Effect of using page-able memory for asynchronous

2020-05-23 15:38发布

问题:

In CUDA C Best Practices Guide Version 5.0, Section 6.1.2, it is written that:

In contrast with cudaMemcpy(), the asynchronous transfer version requires pinned host memory (see Pinned Memory), and it contains an additional argument, a stream ID.

It means the cudaMemcpyAsync function should fail if I use simple memory.

But this is not what happened.

Just for testing purpose, I tried the following program:

Kernel:

__global__ void kernel_increment(float* src, float* dst, int n)
{
    int tid = blockIdx.x * blockDim.x + threadIdx.x;

    if(tid<n)   
        dst[tid] = src[tid] + 1.0f;
}

Main:

int main()
{
    float *hPtr1, *hPtr2, *dPtr1, *dPtr2;

    const int n = 1000;

    size_t bytes = n * sizeof(float);

    cudaStream_t str1, str2;

    hPtr1 = new float[n];
    hPtr2 = new float[n];

    for(int i=0; i<n; i++)
        hPtr1[i] = static_cast<float>(i);

    cudaMalloc<float>(&dPtr1,bytes);
    cudaMalloc<float>(&dPtr2,bytes);

    dim3 block(16);
    dim3 grid((n + block.x - 1)/block.x);

    cudaStreamCreate(&str1);
    cudaStreamCreate(&str2);

    cudaMemcpyAsync(dPtr1,hPtr1,bytes,cudaMemcpyHostToDevice,str1);
    kernel_increment<<<grid,block,0,str2>>>(dPtr1,dPtr2,n);
    cudaMemcpyAsync(hPtr2,dPtr2,bytes,cudaMemcpyDeviceToHost,str1);

    printf("Status: %s\n",cudaGetErrorString(cudaGetLastError()));

    cudaDeviceSynchronize();

    printf("Status: %s\n",cudaGetErrorString(cudaGetLastError()));

    cudaStreamDestroy(str1);
    cudaStreamDestroy(str2);

    cudaFree(dPtr1);
    cudaFree(dPtr2);

    for(int i=0; i<n; i++)
        std::cout<<hPtr2[i]<<std::endl;

    delete[] hPtr1;
    delete[] hPtr2;

    return 0;
}

The program gave correct output. The array incremented successfully.

How did cudaMemcpyAsync execute without page locked memory? Am I missing something here?

回答1:

cudaMemcpyAsync is fundamentally an asynchronous version of cudaMemcpy. This means that it doesn't block the calling host thread when the copy call is issued. That is the basic behaviour of the call.

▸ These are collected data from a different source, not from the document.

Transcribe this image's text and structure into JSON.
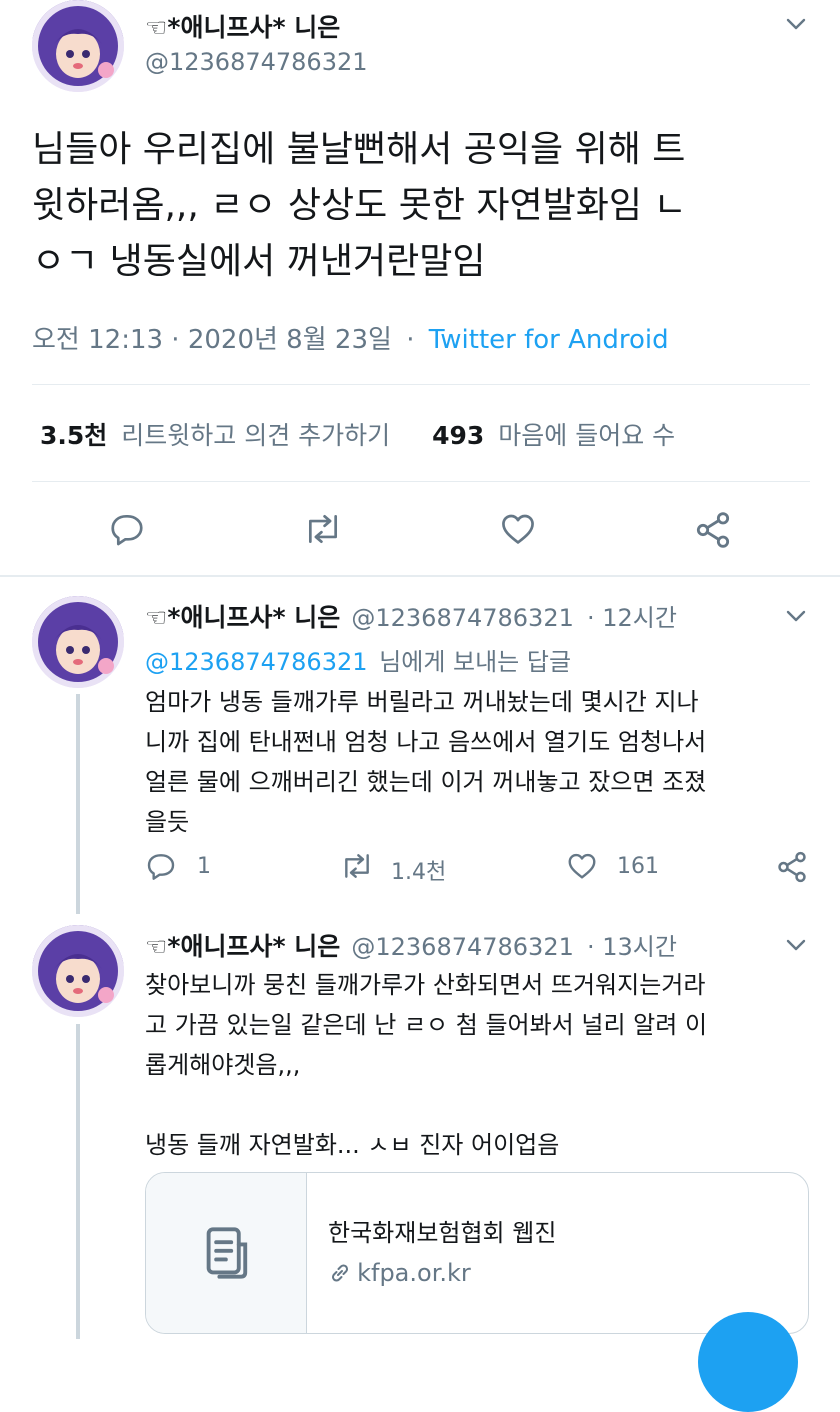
{
  "main_tweet": {
    "display_name": "☜*애니프사* 니은",
    "handle": "@1236874786321",
    "text_lines": [
      "님들아 우리집에 불날뻔해서 공익을 위해 트",
      "윗하러옴,,, ㄹㅇ 상상도 못한 자연발화임 ㄴ",
      "ㅇㄱ 냉동실에서 꺼낸거란말임"
    ],
    "time": "오전 12:13 · 2020년 8월 23일",
    "separator": "·",
    "source": "Twitter for Android",
    "retweets_count": "3.5천",
    "retweets_label": "리트윗하고 의견 추가하기",
    "likes_count": "493",
    "likes_label": "마음에 들어요 수"
  },
  "replies": [
    {
      "display_name": "☜*애니프사* 니은",
      "handle": "@1236874786321",
      "time": "· 12시간",
      "replying_to_handle": "@1236874786321",
      "replying_to_suffix": "님에게 보내는 답글",
      "text_lines": [
        "엄마가 냉동 들깨가루 버릴라고 꺼내놨는데 몇시간 지나",
        "니까 집에 탄내쩐내 엄청 나고 음쓰에서 열기도 엄청나서",
        "얼른 물에 으깨버리긴 했는데 이거 꺼내놓고 잤으면 조졌",
        "을듯"
      ],
      "reply_count": "1",
      "retweet_count": "1.4천",
      "like_count": "161"
    },
    {
      "display_name": "☜*애니프사* 니은",
      "handle": "@1236874786321",
      "time": "· 13시간",
      "text_lines": [
        "찾아보니까 뭉친 들깨가루가 산화되면서 뜨거워지는거라",
        "고 가끔 있는일 같은데 난 ㄹㅇ 첨 들어봐서 널리 알려 이",
        "롭게해야겟음,,,",
        "",
        "냉동 들깨 자연발화... ㅅㅂ 진자 어이업음"
      ],
      "card": {
        "title": "한국화재보험협회 웹진",
        "domain": "kfpa.or.kr"
      }
    }
  ],
  "icons": {
    "reply": "speech-bubble-icon",
    "retweet": "retweet-arrows-icon",
    "like": "heart-icon",
    "share": "share-nodes-icon",
    "more": "chevron-down-icon",
    "link": "link-chain-icon",
    "article": "document-icon"
  },
  "colors": {
    "accent": "#1da1f2",
    "muted": "#657786",
    "text": "#14171a",
    "divider": "#e6ecf0"
  }
}
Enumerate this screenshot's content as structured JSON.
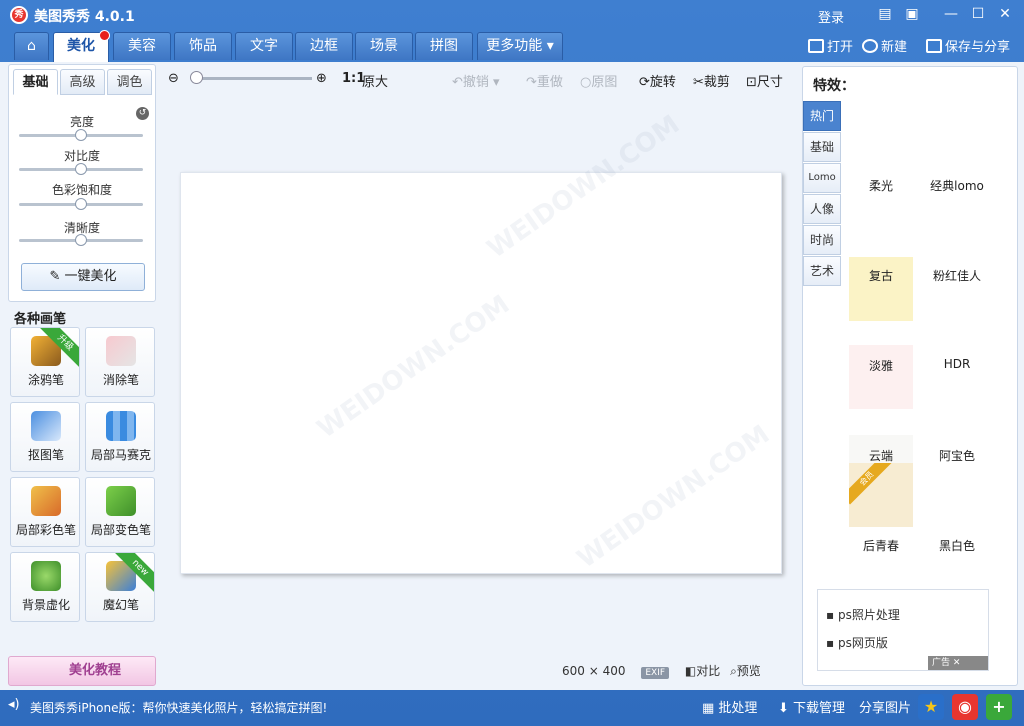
{
  "app": {
    "title": "美图秀秀 4.0.1",
    "logo_text": "秀",
    "login": "登录"
  },
  "window_controls": {
    "feedback": "feedback-icon",
    "skin": "skin-icon",
    "minimize": "—",
    "maximize": "☐",
    "close": "✕"
  },
  "nav": {
    "tabs": [
      "美化",
      "美容",
      "饰品",
      "文字",
      "边框",
      "场景",
      "拼图",
      "更多功能"
    ],
    "active": "美化"
  },
  "top_actions": {
    "open": "打开",
    "new": "新建",
    "save": "保存与分享"
  },
  "left": {
    "tabs": [
      "基础",
      "高级",
      "调色"
    ],
    "sliders": [
      {
        "label": "亮度",
        "value": 0.5
      },
      {
        "label": "对比度",
        "value": 0.5
      },
      {
        "label": "色彩饱和度",
        "value": 0.5
      },
      {
        "label": "清晰度",
        "value": 0.5
      }
    ],
    "one_key": "一键美化",
    "brush_title": "各种画笔",
    "brushes": [
      {
        "label": "涂鸦笔",
        "ribbon": "升级"
      },
      {
        "label": "消除笔",
        "ribbon": ""
      },
      {
        "label": "抠图笔",
        "ribbon": ""
      },
      {
        "label": "局部马赛克",
        "ribbon": ""
      },
      {
        "label": "局部彩色笔",
        "ribbon": ""
      },
      {
        "label": "局部变色笔",
        "ribbon": ""
      },
      {
        "label": "背景虚化",
        "ribbon": ""
      },
      {
        "label": "魔幻笔",
        "ribbon": "new"
      }
    ],
    "tutorial": "美化教程"
  },
  "toolbar": {
    "ratio": "1:1",
    "original_size": "原大",
    "undo": "撤销",
    "redo": "重做",
    "original": "原图",
    "rotate": "旋转",
    "crop": "裁剪",
    "size": "尺寸"
  },
  "canvas": {
    "width": "600",
    "height": "400",
    "times": "×",
    "exif": "EXIF",
    "compare": "对比",
    "preview": "预览"
  },
  "right": {
    "title": "特效：",
    "categories": [
      "热门",
      "基础",
      "Lomo",
      "人像",
      "时尚",
      "艺术"
    ],
    "effects": [
      "柔光",
      "经典lomo",
      "复古",
      "粉红佳人",
      "淡雅",
      "HDR",
      "云端",
      "阿宝色",
      "后青春",
      "黑白色"
    ],
    "badge": "会员",
    "ad_items": [
      "ps照片处理",
      "ps网页版"
    ],
    "ad_label": "广告"
  },
  "status": {
    "message": "美图秀秀iPhone版：帮你快速美化照片，轻松搞定拼图!",
    "batch": "批处理",
    "download": "下载管理",
    "share": "分享图片"
  },
  "colors": {
    "accent": "#2f6cbe",
    "red": "#e8201a",
    "green": "#3aa83a"
  }
}
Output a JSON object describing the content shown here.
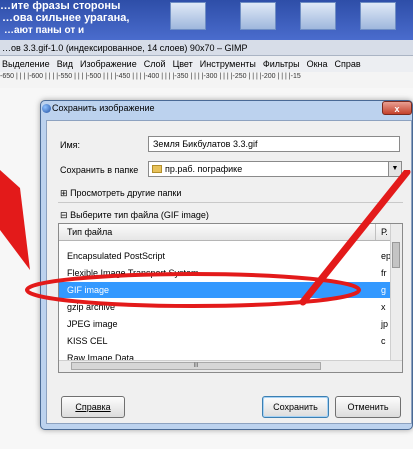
{
  "background_doc": {
    "line1": "…ите фразы стороны",
    "line2": "…ова сильнее урагана,",
    "line3": "…ают паны от и"
  },
  "window": {
    "title": "…ов 3.3.gif-1.0 (индексированное, 14 слоев) 90x70 – GIMP"
  },
  "menubar": {
    "items": [
      "Выделение",
      "Вид",
      "Изображение",
      "Слой",
      "Цвет",
      "Инструменты",
      "Фильтры",
      "Окна",
      "Справ"
    ]
  },
  "ruler": {
    "ticks": "-650 | | | |-600 | | | |-550 | | | |-500 | | | |-450 | | | |-400 | | | |-350 | | | |-300 | | | |-250 | | | |-200 | | | |-15"
  },
  "dialog": {
    "title": "Сохранить изображение",
    "close_label": "x",
    "name_label": "Имя:",
    "name_value": "Земля Бикбулатов 3.3.gif",
    "save_in_label": "Сохранить в папке",
    "folder_value": "пр.раб. пографике",
    "browse_label": "Просмотреть другие папки",
    "filetype_label": "Выберите тип файла (GIF image)",
    "list_header_type": "Тип файла",
    "list_header_ext": "Р.",
    "scroll_label": "III",
    "help_button": "Справка",
    "save_button": "Сохранить",
    "cancel_button": "Отменить"
  },
  "file_types": [
    {
      "name": "Encapsulated PostScript",
      "ext": "ер"
    },
    {
      "name": "Flexible Image Transport System",
      "ext": "fr"
    },
    {
      "name": "GIF image",
      "ext": "g"
    },
    {
      "name": "gzip archive",
      "ext": "x"
    },
    {
      "name": "JPEG image",
      "ext": "jp"
    },
    {
      "name": "KISS CEL",
      "ext": "c"
    },
    {
      "name": "Raw Image Data",
      "ext": ""
    }
  ],
  "colors": {
    "annotation_red": "#e31a1a",
    "selection": "#3399ff"
  },
  "icons": [
    "gimp-icon",
    "folder-icon",
    "close-icon",
    "expand-icon",
    "chevron-down-icon",
    "arrow-icon"
  ]
}
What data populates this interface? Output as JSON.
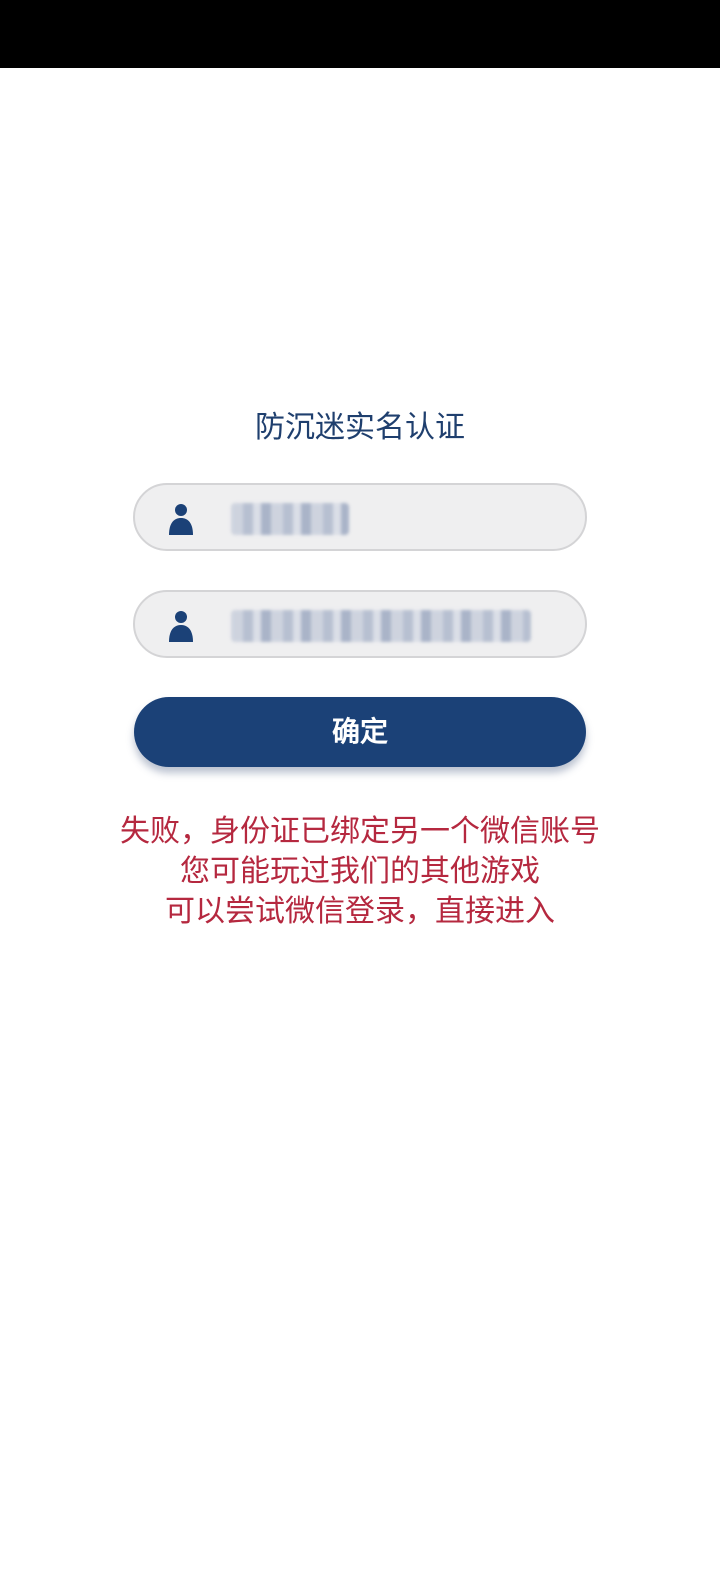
{
  "header": {
    "title": "防沉迷实名认证"
  },
  "form": {
    "name_field": {
      "icon": "user-icon",
      "value": "(blurred)"
    },
    "id_field": {
      "icon": "user-icon",
      "value": "(blurred)"
    },
    "confirm_label": "确定"
  },
  "message": {
    "lines": [
      "失败，身份证已绑定另一个微信账号",
      "您可能玩过我们的其他游戏",
      "可以尝试微信登录，直接进入"
    ],
    "color": "#b5283f"
  },
  "colors": {
    "accent": "#1b4177",
    "title": "#1f3f6e"
  }
}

Optionally, if the call is launched into the non default stream, and if the host memory is a pinned allocation, and the device has a free DMA copy engine, the copy operation can happen while the GPU simultaneously performs another operation: either kernel execution or another copy (in the case of a GPU with two DMA copy engines). If any of these conditions are not satisfied, the operation on the GPU is functionally identical to a standard cudaMemcpy call, ie. it serialises operations on the GPU, and no simultaneous copy-kernel execution or simultaneous multiple copies can occur. The only difference is that the operation doesn't block the calling host thread.

In your example code, the host source and destination memory are not pinned. So the memory transfer cannot overlap with kernel execution (ie. they serialise operations on the GPU). The calls are still asynchronous on the host. So what you have is functionally equivalent to:

cudaMemcpy(dPtr1,hPtr1,bytes,cudaMemcpyHostToDevice);
kernel_increment<<<grid,block>>>(dPtr1,dPtr2,n);
cudaMemcpy(hPtr2,dPtr2,bytes,cudaMemcpyDeviceToHost);

with the exception that all the calls are asynchronous on the host, so the host thread blocks at the cudaDeviceSynchronize() call rather than at each of the memory transfer calls.

This is absolutely expected behaviour.